A tissue injury or a sprained ankle for example, reduces the firing threshold for various nociceptors. They send nerve impulses to the spinal cord and further on to various areas of the brain. If the brain interprets the situation as dangerous (or threat value for your survival) you will experience pain. Thus, pain is an OUTPUT and not an INPUT. The pain you feel is also context related. Meaning that a tissue injury to a finger feels much more painful or dangerous for a professional violin player who is dependent on fine coordinative movements of his fingers to play his instrument compared to a person that has a type of occupation where this function is not that important. This knowledge about pain gives us a great opportunity to treat pain. We get a better understanding on how it is possible to have a prolapse of an intervertebral disc in the back, knee osteoarthritis or other structural changes and still be symptom free. When you realize that pain is closely related to feelings, an interpretation, it becomes easier to understand how close psychological factors can affect discomfort and pain.

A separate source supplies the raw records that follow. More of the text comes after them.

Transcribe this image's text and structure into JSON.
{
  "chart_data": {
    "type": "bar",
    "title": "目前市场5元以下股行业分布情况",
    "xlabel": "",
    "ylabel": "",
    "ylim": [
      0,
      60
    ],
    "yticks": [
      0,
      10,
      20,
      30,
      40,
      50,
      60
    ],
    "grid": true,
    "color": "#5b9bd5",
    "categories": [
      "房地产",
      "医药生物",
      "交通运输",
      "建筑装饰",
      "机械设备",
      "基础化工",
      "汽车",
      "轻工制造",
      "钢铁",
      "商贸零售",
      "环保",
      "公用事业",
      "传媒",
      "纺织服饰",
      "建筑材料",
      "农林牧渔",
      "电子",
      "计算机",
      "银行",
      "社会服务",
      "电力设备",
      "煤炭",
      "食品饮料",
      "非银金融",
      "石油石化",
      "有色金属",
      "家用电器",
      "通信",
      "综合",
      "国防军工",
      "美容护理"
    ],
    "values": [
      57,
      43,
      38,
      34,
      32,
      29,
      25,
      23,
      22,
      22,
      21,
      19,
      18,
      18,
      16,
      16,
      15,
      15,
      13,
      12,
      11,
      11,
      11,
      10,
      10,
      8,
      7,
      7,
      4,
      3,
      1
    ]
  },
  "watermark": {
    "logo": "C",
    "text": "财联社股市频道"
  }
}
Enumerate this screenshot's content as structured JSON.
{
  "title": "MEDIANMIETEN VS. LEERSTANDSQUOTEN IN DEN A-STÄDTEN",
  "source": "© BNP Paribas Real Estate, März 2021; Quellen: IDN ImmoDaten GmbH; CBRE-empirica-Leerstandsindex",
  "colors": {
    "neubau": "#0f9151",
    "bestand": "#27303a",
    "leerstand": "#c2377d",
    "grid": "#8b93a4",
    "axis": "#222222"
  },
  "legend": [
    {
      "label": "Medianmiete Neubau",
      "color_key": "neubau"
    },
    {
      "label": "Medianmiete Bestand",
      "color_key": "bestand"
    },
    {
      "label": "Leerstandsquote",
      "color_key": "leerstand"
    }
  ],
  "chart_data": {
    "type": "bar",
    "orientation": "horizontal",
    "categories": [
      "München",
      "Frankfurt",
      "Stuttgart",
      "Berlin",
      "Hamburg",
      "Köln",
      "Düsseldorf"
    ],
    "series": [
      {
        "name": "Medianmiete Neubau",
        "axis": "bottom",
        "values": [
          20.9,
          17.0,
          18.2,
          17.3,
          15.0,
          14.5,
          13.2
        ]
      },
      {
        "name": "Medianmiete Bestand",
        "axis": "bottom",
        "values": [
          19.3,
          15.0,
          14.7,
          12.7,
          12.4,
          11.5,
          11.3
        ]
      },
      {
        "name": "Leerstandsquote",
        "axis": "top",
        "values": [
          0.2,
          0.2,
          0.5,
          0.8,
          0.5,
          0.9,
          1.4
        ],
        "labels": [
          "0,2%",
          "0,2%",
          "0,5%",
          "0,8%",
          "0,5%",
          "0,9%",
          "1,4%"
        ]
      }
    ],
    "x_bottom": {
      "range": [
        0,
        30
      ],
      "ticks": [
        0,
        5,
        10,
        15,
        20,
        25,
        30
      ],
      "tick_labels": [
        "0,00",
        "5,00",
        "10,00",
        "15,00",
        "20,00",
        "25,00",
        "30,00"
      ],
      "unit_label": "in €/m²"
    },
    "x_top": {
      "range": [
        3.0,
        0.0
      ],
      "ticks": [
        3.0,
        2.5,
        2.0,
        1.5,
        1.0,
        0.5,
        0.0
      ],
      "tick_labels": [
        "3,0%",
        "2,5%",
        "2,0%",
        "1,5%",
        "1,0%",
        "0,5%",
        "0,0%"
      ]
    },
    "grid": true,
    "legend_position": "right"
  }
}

Communication is difficult
Communication is also complicated. When explaining something to your patient, the patient will forget 25 percent of what you explained straightaway. Out on the street are a further 25 percent forgotten. The last 50% the patient interpret depending on beliefs, feelings, mood and day. You want your message and concepts to be understood. It is decisive that you get the patient to “mirror” your information and concepts.